3. See Question 4 of the Problems for Ethics Counselors in the OGE 1984 training materials, Questions 3 and 9 of the Case Studies in the OGE 1985 training materials, Questions 1, 7, 12, and 14 of the Case Studies in the OGE 1986 training materials, and Questions 6 and 16 of the Case Studies in the 1987 OGE training materials. These materials were used in our regional training sessions and the training sessions we have typically held in February and March of each year in Washington and were a part of the packets given to each participant.

4. "How to Keep Out of Trouble," Office of Government Ethics, January, 1986, at pp. 2-3.

5. See Informal Advisory Letters 84 x 10 and 85 x 9.

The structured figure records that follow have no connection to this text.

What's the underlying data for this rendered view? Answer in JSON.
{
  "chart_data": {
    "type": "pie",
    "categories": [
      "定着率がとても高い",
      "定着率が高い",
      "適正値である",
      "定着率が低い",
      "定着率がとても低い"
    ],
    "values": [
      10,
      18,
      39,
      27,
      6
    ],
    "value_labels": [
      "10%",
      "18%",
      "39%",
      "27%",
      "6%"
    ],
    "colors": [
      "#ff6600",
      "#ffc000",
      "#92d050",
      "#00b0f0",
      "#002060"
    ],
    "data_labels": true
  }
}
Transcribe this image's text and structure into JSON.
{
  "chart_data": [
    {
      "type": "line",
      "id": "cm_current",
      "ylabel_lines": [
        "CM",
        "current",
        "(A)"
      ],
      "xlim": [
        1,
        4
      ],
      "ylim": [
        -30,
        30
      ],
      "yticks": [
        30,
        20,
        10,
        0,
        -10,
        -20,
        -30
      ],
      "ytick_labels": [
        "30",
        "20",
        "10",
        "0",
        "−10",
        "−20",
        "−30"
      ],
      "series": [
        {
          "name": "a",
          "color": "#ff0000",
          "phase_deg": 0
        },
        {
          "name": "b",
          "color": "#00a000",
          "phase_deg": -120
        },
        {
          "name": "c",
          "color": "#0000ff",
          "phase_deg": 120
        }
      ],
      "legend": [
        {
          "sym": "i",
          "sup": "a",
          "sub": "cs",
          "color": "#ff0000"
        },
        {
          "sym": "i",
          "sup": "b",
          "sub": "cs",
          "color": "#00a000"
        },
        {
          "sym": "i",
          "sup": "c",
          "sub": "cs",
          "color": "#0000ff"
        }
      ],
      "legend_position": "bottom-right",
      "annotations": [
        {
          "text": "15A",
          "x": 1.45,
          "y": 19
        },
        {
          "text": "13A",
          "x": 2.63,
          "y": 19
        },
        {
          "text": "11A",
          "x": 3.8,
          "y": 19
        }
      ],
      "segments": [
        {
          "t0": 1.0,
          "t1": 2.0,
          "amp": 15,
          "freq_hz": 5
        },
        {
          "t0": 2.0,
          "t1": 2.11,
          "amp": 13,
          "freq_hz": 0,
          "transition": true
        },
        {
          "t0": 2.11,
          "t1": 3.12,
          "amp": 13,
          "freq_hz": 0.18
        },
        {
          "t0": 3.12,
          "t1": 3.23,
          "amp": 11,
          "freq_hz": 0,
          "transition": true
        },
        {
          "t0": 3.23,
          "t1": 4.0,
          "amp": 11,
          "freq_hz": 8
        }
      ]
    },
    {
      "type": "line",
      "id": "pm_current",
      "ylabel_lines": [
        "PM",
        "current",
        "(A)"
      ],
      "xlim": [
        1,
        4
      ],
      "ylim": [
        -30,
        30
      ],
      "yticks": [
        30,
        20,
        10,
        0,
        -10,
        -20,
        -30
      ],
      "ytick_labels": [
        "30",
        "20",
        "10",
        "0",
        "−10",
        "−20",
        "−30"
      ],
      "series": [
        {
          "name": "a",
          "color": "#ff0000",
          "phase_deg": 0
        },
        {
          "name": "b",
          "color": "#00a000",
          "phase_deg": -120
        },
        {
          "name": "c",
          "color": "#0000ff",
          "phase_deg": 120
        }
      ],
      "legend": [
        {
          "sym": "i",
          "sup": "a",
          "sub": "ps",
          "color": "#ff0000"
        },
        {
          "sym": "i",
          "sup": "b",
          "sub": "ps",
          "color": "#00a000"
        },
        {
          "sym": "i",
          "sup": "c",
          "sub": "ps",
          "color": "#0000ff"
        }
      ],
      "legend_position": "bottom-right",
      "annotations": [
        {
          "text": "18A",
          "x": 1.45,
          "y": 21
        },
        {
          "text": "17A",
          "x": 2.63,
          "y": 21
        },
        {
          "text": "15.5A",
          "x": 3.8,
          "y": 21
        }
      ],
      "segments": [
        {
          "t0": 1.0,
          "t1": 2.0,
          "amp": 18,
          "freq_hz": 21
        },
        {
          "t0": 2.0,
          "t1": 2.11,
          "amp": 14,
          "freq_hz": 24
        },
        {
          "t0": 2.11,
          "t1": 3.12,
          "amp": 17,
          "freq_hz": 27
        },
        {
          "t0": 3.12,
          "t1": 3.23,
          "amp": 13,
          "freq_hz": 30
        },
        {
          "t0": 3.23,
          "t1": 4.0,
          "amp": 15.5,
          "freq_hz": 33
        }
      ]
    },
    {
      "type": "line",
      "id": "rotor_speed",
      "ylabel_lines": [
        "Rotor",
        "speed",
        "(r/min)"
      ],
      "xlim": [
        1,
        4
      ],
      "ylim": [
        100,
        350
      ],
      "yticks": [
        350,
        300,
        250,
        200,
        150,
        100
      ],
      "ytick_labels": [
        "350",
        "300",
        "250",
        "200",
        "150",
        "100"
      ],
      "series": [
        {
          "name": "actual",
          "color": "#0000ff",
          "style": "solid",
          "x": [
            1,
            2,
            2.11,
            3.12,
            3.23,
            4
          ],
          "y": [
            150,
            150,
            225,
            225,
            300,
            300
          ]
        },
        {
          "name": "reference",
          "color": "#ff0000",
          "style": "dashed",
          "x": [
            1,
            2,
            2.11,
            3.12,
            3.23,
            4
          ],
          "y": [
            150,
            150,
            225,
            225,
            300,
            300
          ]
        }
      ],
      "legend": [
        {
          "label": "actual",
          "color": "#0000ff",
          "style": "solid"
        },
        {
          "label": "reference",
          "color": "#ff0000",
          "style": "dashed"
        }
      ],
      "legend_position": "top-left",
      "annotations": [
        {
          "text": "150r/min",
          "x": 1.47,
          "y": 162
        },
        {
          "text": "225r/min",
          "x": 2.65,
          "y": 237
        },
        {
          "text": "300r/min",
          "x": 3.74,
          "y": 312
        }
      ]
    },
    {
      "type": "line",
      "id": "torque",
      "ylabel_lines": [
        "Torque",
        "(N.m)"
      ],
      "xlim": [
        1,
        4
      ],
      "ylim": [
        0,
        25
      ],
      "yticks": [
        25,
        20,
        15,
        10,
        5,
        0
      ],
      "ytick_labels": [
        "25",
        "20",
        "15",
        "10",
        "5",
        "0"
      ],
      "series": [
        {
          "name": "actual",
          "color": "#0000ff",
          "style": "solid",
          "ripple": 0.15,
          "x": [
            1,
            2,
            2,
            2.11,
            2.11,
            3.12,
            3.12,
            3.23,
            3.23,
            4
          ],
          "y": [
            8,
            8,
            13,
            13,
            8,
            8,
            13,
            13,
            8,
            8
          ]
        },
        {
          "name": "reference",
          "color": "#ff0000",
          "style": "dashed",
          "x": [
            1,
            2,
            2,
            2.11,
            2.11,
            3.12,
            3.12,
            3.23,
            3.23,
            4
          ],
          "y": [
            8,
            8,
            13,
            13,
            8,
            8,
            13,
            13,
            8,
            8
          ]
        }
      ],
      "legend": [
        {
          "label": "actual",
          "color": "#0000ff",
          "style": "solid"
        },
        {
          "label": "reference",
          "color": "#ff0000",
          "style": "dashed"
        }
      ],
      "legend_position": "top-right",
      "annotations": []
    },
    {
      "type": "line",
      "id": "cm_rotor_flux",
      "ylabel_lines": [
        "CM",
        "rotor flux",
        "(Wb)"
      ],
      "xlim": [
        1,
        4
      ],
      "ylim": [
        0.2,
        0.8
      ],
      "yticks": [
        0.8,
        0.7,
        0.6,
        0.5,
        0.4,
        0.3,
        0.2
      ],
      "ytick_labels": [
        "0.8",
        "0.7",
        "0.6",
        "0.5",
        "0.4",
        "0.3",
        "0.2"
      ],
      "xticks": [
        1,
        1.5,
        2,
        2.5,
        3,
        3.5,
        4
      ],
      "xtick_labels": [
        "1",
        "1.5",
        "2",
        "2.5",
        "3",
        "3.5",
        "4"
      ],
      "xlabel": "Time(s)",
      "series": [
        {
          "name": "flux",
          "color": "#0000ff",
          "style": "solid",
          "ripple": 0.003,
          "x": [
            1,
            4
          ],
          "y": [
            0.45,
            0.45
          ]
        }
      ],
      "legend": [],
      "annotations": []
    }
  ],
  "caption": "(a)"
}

6. This concept is not to be confused with the situation where an agency has paid for an employee's admission to a conference or seminar. In those instances, an employee may participate in all events hosted by the conference organizers as a part of the paid admission. Receptions and dinners hosted by someone other than the conference sponsor but held at the same time in order to invite all or a portion of the conference participants must be analyzed separately because they are not a part of the paid conference admission.

7. There are other statutes which deal with the offer and acceptance of gratuities when the employees involved are carrying out functions under specific statutes. For example, see 7 U.S.C. § 87(a) (grain inspection), 21 U.S.C. § 622 (meat inspection), and 18 U.S.C. §§ 212 and 213 (bank examination). These types of statutes are not addressed in this memorandum but should be considered when counseling affected employees.

8. It is important to note that Executive Order 11222 is recognized as related and is reprinted in its entirety immediately following section 201 of Title 18, United States Code.

9. For purposes of this memorandum, a matter in which an employee has a financial interest is a matter in which he or she, his or her spouse, minor child, partner, organization in which he or she serves as an officer, director, trustee, partner, or employee, or any person or organization with whom he or she is negotiating or has any arrangement concerning prospective employment, has a financial interest.